In common with the Sturgeon's Roe, as Caviare, already considered, other fish Roes comprise thirty per cent of proteids, and nineteen per cent of fats, also about four per cent of mineral matters. These proteids include a good deal of nuclein, which is a fertile source of uric acid, and therefore improper for gouty persons. The milt is the organ in male fish which corresponds to the Roe in females. Cod's Roe, fresh from the fishmonger, should be put for cooking into boiling water, first pricking the outside skin with a needle; then boil it for an hour, or more, and let it become cold; cut it in slices, and fry with a little butter, not in fat, or lard.

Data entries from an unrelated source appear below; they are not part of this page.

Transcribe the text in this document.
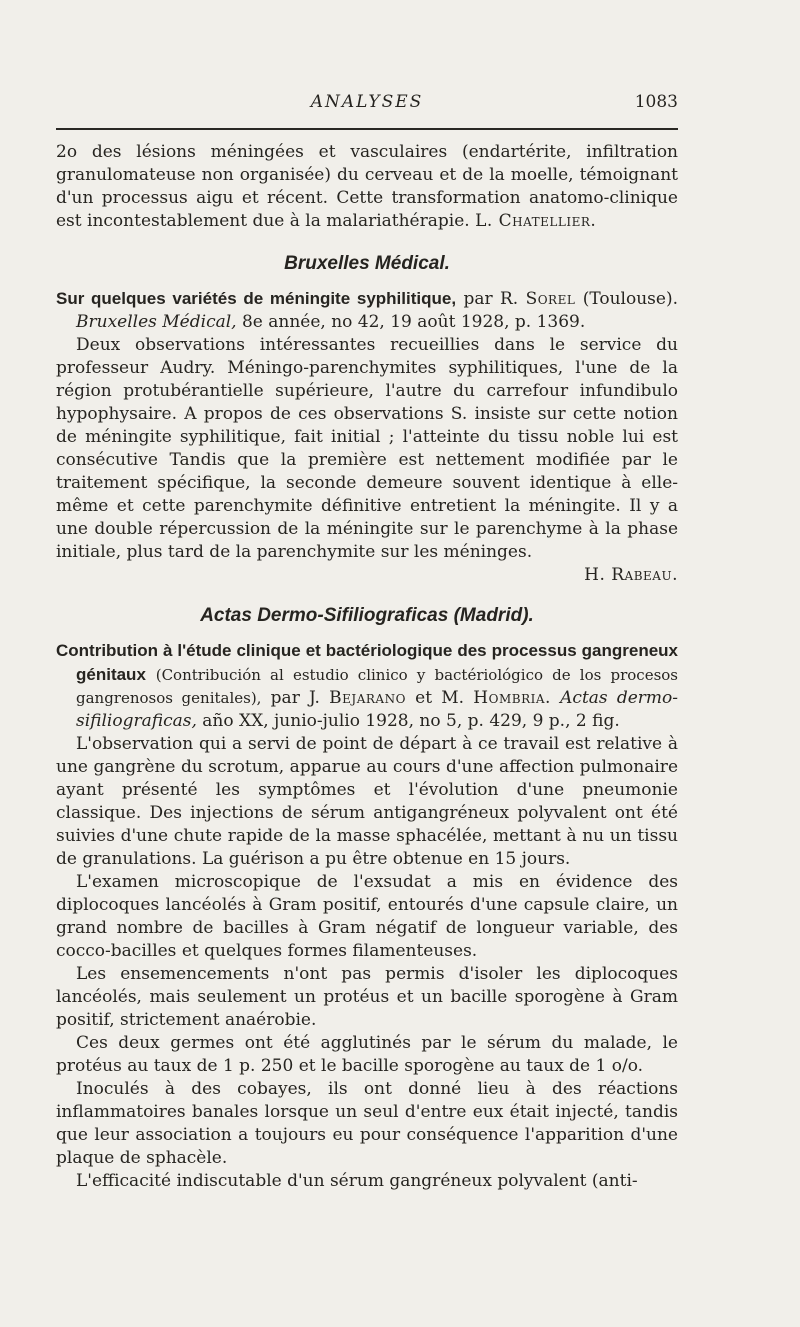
ANALYSES	1083

2o des lésions méningées et vasculaires (endartérite, infiltration granulomateuse non organisée) du cerveau et de la moelle, témoignant d'un processus aigu et récent. Cette transformation anatomo-clinique est incontestablement due à la malariathérapie. L. Chatellier.

Bruxelles Médical.

Sur quelques variétés de méningite syphilitique, par R. Sorel (Toulouse). Bruxelles Médical, 8e année, no 42, 19 août 1928, p. 1369.

Deux observations intéressantes recueillies dans le service du professeur Audry. Méningo-parenchymites syphilitiques, l'une de la région protubérantielle supérieure, l'autre du carrefour infundibulo hypophysaire. A propos de ces observations S. insiste sur cette notion de méningite syphilitique, fait initial ; l'atteinte du tissu noble lui est consécutive Tandis que la première est nettement modifiée par le traitement spécifique, la seconde demeure souvent identique à elle-même et cette parenchymite définitive entretient la méningite. Il y a une double répercussion de la méningite sur le parenchyme à la phase initiale, plus tard de la parenchymite sur les méninges.

H. Rabeau.

Actas Dermo-Sifiliograficas (Madrid).

Contribution à l'étude clinique et bactériologique des processus gangreneux génitaux (Contribución al estudio clinico y bactériológico de los procesos gangrenosos genitales), par J. Bejarano et M. Hombria. Actas dermo-sifiliograficas, año XX, junio-julio 1928, no 5, p. 429, 9 p., 2 fig.

L'observation qui a servi de point de départ à ce travail est relative à une gangrène du scrotum, apparue au cours d'une affection pulmonaire ayant présenté les symptômes et l'évolution d'une pneumonie classique. Des injections de sérum antigangréneux polyvalent ont été suivies d'une chute rapide de la masse sphacélée, mettant à nu un tissu de granulations. La guérison a pu être obtenue en 15 jours.

L'examen microscopique de l'exsudat a mis en évidence des diplocoques lancéolés à Gram positif, entourés d'une capsule claire, un grand nombre de bacilles à Gram négatif de longueur variable, des cocco-bacilles et quelques formes filamenteuses.

Les ensemencements n'ont pas permis d'isoler les diplocoques lancéolés, mais seulement un protéus et un bacille sporogène à Gram positif, strictement anaérobie.

Ces deux germes ont été agglutinés par le sérum du malade, le protéus au taux de 1 p. 250 et le bacille sporogène au taux de 1 o/o.

Inoculés à des cobayes, ils ont donné lieu à des réactions inflammatoires banales lorsque un seul d'entre eux était injecté, tandis que leur association a toujours eu pour conséquence l'apparition d'une plaque de sphacèle.

L'efficacité indiscutable d'un sérum gangréneux polyvalent (anti-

Small pieces of bacon may be eaten with this cooked Roe, which is a suitable dish for the consumptive, or diabetic patient. With respect to herrings, the fish technically known as "Matties " are immature, before the milt, and the roe, have become developed. They are considered a great delicacy in Russia, and Germany. Botargo is a relish made of the roes of certain fishes, strongly salted after they have become putrid; it is much used on the Mediterranean coast, as an incentive to thirst. The best botargo comes from Tunis, being dry, and reddish in colour; this is eaten with olive oil, and lemon juice.
Pepys tells in his Diary how "we staid talking, and singing, and drinking great draughts of claret, and eating botargo, and bread and butter, till twelve at night, it being moonshine," The roe of the grey mullet is costly, having a faint honey-like scent, because of the beeswax used in preserving it.